She would go forthwith to her old rooms in the King's Road, which she knew to be vacant. There she would live again as Clytie Davenant, and shut out of her memory the nightmare of the past months. The plan conceived, she hurried to put it into execution. She would have liked to open the street door there and then, to cross its threshold for the last time. But the practical side of life asserts itself in the midst of the intensest emotions. She would have to pack her boxes, select what things she would take with her. The aid, too, of the servants would be necessary. After a swift look at the glass she composed her features, summoned her maid, gave her orders in a calm, equable voice, as if she were going on an ordinary visit in the country.
While the servants packed the articles she designated, she went down to the studio in order to collect a few of the portable objects that were dear to her: Rupert Kent's etching, the Jacquemart that Kent had given her, a book or two, a favourite box of oil-tubes. All the rest she would leave behind, together with everything that Thornton had ever given her. The maid, an excellently trained servant, packed quickly, but to Clytie she seemed unutterably slow. It was an effort of control to refrain from urging the girl on, from snatching the articles from her hands and stowing them away anyhow, haphazard. Every moment that she lingered seemed an eternity of degradation. In after days she wondered that she had never reflected how far Thornton's possible presence in the house might have affected the ease of her escape. As it happened, he had flung out of doors as soon as he had left her stricken upon the floor; but she, in the fixity of her idea, never concerned herself as to his whereabouts.
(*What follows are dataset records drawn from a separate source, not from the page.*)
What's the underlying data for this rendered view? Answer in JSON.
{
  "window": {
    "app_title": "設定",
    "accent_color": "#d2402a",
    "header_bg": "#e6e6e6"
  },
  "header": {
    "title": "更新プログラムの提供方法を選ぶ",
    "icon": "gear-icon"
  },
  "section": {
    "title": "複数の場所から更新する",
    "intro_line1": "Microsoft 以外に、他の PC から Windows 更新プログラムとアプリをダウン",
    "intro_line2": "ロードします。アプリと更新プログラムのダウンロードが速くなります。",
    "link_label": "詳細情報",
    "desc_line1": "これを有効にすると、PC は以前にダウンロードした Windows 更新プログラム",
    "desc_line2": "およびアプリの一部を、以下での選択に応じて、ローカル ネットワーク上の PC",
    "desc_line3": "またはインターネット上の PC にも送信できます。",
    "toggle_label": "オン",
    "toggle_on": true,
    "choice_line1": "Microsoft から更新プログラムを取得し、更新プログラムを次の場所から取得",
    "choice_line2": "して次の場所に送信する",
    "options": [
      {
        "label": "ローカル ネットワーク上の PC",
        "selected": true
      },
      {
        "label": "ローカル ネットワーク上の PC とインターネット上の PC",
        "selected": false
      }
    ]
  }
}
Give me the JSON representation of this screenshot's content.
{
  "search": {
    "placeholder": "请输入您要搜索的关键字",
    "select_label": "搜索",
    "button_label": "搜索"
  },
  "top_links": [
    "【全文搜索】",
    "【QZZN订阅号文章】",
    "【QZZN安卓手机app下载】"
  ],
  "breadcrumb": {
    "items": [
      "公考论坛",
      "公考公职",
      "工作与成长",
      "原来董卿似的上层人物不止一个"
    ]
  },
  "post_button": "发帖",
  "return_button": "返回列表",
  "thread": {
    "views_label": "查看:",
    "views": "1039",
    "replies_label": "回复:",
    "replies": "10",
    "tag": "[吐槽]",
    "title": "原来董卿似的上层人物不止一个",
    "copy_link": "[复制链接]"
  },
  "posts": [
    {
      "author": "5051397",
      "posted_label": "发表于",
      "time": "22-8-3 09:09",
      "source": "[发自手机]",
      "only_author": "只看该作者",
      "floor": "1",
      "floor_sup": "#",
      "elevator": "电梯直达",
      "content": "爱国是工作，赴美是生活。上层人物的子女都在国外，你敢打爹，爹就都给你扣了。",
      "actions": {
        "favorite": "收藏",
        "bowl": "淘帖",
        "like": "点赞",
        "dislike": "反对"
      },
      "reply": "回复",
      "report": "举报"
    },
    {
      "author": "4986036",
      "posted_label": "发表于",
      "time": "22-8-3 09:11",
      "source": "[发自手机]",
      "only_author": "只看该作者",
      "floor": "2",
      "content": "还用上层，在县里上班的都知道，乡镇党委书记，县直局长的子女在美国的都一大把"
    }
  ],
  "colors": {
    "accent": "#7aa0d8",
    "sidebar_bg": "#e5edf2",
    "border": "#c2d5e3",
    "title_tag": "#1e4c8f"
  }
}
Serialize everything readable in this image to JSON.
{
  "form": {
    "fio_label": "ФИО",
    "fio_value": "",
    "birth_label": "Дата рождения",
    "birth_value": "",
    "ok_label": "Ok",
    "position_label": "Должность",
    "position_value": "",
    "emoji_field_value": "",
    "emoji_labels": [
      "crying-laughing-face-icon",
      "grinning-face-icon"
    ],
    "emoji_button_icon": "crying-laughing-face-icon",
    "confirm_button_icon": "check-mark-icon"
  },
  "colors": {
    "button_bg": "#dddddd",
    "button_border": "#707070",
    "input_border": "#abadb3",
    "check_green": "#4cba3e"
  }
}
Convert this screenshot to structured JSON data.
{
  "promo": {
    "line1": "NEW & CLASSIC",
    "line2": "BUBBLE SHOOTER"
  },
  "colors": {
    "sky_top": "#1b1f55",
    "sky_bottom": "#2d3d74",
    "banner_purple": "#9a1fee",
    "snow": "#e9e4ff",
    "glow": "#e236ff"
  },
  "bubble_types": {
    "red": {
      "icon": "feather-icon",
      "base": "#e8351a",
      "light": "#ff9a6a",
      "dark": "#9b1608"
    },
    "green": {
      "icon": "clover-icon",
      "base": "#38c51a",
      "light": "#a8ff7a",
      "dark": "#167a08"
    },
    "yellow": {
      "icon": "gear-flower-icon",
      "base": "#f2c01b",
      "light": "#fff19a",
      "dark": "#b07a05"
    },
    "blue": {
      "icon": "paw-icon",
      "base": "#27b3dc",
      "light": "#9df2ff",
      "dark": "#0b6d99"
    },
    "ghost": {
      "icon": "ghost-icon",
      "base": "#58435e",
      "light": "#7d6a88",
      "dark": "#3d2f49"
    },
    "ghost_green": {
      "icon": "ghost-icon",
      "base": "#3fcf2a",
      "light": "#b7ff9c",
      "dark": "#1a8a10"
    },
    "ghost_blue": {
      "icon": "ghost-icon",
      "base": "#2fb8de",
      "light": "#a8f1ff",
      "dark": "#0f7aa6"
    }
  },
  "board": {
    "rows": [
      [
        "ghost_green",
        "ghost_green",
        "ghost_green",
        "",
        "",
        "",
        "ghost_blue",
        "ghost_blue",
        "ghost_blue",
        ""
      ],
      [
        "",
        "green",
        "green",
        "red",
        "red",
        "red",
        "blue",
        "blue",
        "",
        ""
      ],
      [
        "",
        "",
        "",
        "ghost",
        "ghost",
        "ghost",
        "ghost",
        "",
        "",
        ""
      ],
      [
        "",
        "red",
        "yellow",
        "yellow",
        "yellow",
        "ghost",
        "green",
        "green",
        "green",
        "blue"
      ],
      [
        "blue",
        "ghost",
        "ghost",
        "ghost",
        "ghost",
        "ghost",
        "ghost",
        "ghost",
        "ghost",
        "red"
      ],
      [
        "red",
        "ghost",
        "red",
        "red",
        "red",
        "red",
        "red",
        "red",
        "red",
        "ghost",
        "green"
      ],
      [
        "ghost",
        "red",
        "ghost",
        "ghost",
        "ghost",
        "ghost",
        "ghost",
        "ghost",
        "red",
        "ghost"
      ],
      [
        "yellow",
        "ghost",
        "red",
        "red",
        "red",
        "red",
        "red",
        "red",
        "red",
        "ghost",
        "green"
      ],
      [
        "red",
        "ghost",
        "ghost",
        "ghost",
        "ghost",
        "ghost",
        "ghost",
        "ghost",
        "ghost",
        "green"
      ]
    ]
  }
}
At last, when the boxes were packed and locked, the maid, dangling the keys in her hand, asked Clytie when she should order the brougham.
“I shall go in a four-wheeled cab with the luggage,” said Clytie.
“Go and order one round at once.”
The maid retired wonderingly, and Clytie was left alone. She put on her bonnet and sat down on the edge of the bed to draw on her gloves. Then for the first time her eye fell consciously upon her wedding-ring, and thereupon came over her the sense of all that her present action implied: the final renunciation of the marriage-tie, the assertion of her own individuality, the beginning of another life. And yet, in spite of her repudiation, the tie remained, indissoluble except by death, and this little circlet of gold was the symbol. With a twinge of pain she wrenched it off, for it was tightly fitting, and went and threw it in a jewel box containing the jewellery that Thornton had given her. At any rate, she could spare herself the hourly misery of this visible bond. It was a poor kind of relief to leave it there with the other tokens of her wifehood.
Then, as she waited, her crushed pride rose a few degrees. Whatever subsequent steps Thornton might take, her departure should at least not have the indignity of flight. A scribbled line would save her self-respect. When the servants came into the room to take down the boxes to the cab she had written the note.
“I am leaving your house. I go back to my old rooms in the King's Road, where I shall resume the life I led before I knew you.”
Then only did it occur to her to inquire of the footman whether Mr. Hammerdyke was in. The man, who was accustomed to the separation between the lives of his master and mistress, replied, without manifesting any surprise at the question, that Mr. Hammerdyke had gone out just before lunch.
“Put this note in his room for him,” said Clytie. “I shall be away some time.”